Tenho o privilégio de fazer parte do primeiro grupo de ecólogos negros que foi contemplado por um edital do Instituto Serrapilheira em parceria com a FAPERJ. Este grupo é composto por pesquisadores negros que atuam em diversas áreas da ecologia, tanto terrestre quanto marinha. Eles estão não só conduzindo pesquisas de ponta em seus respectivos campos, mas também demonstrando à sociedade a nossa competência em liderar e gerir projetos científicos de forma autônoma. Essa iniciativa é um grande exemplo de como podemos fortalecer a representatividade negra na ciência e trazer novas perspectivas para a ecologia.
Como mulher negra, percebi, especialmente durante o doutorado, que eu precisava me esforçar três ou até quatro vezes mais do que qualquer colega branco. Achei essa realidade cruel, pois, sendo uma mulher da periferia e com poucos recursos no ensino básico, eu já começava em desvantagem. Mesmo assim, era esperado que eu me esforçasse muito mais do que eles. Infelizmente, essa é a realidade que enfrentei e ainda enfrento. Além disso, ser uma mulher extrovertida dificultava ainda mais minha credibilidade entre meus pares. Na academia, há a crença de que para ser um pesquisador renomado e competente é necessário ser sério, introvertido e, às vezes, até arrogante. Só depois de receber o prêmio pela minha tese comecei a ser vista com outros olhos, mas eu já era competente antes do prêmio. Essa situação apenas reforçou o que já sabia: nós, mulheres negras, precisamos sempre fazer mais e mais. A parte positiva é que, apesar dessa realidade, encontrei boas pessoas ao longo do meu caminho, que me ajudaram a tornar o percurso um pouco menos pesado. Esses momentos de alívio são fundamentais para atravessar os obstáculos racistas e misóginos que enfrentamos.

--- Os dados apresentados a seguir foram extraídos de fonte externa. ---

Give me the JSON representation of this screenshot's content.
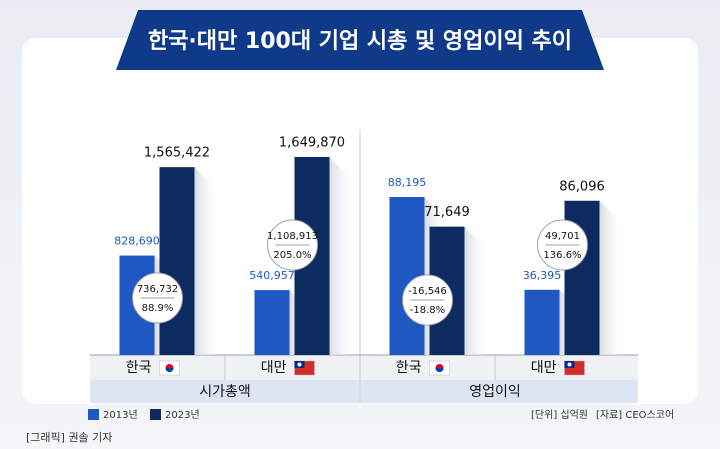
{
  "title": "한국·대만 100대 기업 시총 및 영업이익 추이",
  "unit": "[단위] 십억원",
  "source": "[자료] CEO스코어",
  "credit": "[그래픽] 권솔 기자",
  "chart_data": [
    {
      "type": "bar",
      "label": "시가총액",
      "categories": [
        "한국",
        "대만"
      ],
      "series": [
        {
          "name": "2013년",
          "color": "#1f57c3",
          "values": [
            828690,
            540957
          ],
          "value_labels": [
            "828,690",
            "540,957"
          ]
        },
        {
          "name": "2023년",
          "color": "#0d2b5e",
          "values": [
            1565422,
            1649870
          ],
          "value_labels": [
            "1,565,422",
            "1,649,870"
          ]
        }
      ],
      "annotations": [
        {
          "diff": {
            "value": 736732,
            "label": "736,732"
          },
          "pct": {
            "value": 88.9,
            "label": "88.9%"
          }
        },
        {
          "diff": {
            "value": 1108913,
            "label": "1,108,913"
          },
          "pct": {
            "value": 205.0,
            "label": "205.0%"
          }
        }
      ]
    },
    {
      "type": "bar",
      "label": "영업이익",
      "categories": [
        "한국",
        "대만"
      ],
      "series": [
        {
          "name": "2013년",
          "color": "#1f57c3",
          "values": [
            88195,
            36395
          ],
          "value_labels": [
            "88,195",
            "36,395"
          ]
        },
        {
          "name": "2023년",
          "color": "#0d2b5e",
          "values": [
            71649,
            86096
          ],
          "value_labels": [
            "71,649",
            "86,096"
          ]
        }
      ],
      "annotations": [
        {
          "diff": {
            "value": -16546,
            "label": "-16,546"
          },
          "pct": {
            "value": -18.8,
            "label": "-18.8%"
          }
        },
        {
          "diff": {
            "value": 49701,
            "label": "49,701"
          },
          "pct": {
            "value": 136.6,
            "label": "136.6%"
          }
        }
      ]
    }
  ]
}
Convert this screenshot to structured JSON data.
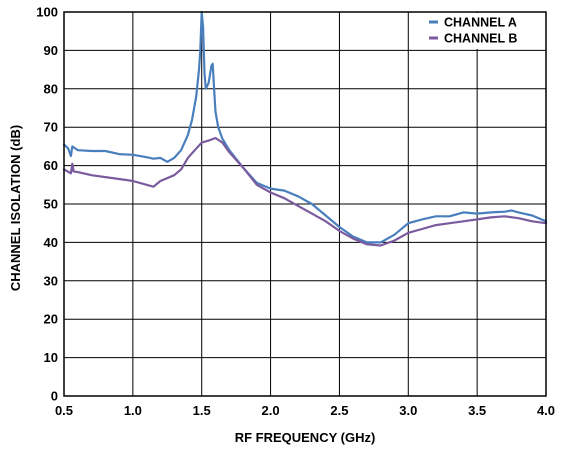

Acredito que melhorar as oportunidades para nós, ecólogos negros, é essencial. Somos competentes, inteligentes e astutos. O problema está na falta de oportunidades. Para uma reparação histórica justa, levando em consideração que, geralmente, as pessoas negras enfrentam condições financeiras inferiores em comparação com as pessoas brancas, as oportunidades também devem ser diferenciadas. Dessa forma, incentivos como bolsas de estudo, cotas e editais que priorizem pessoas negras são fundamentais. Além disso, a inserção de pessoas negras em cargos de liderança e posições de alto nível é igualmente necessária para garantir maior representatividade em todas as esferas da academia.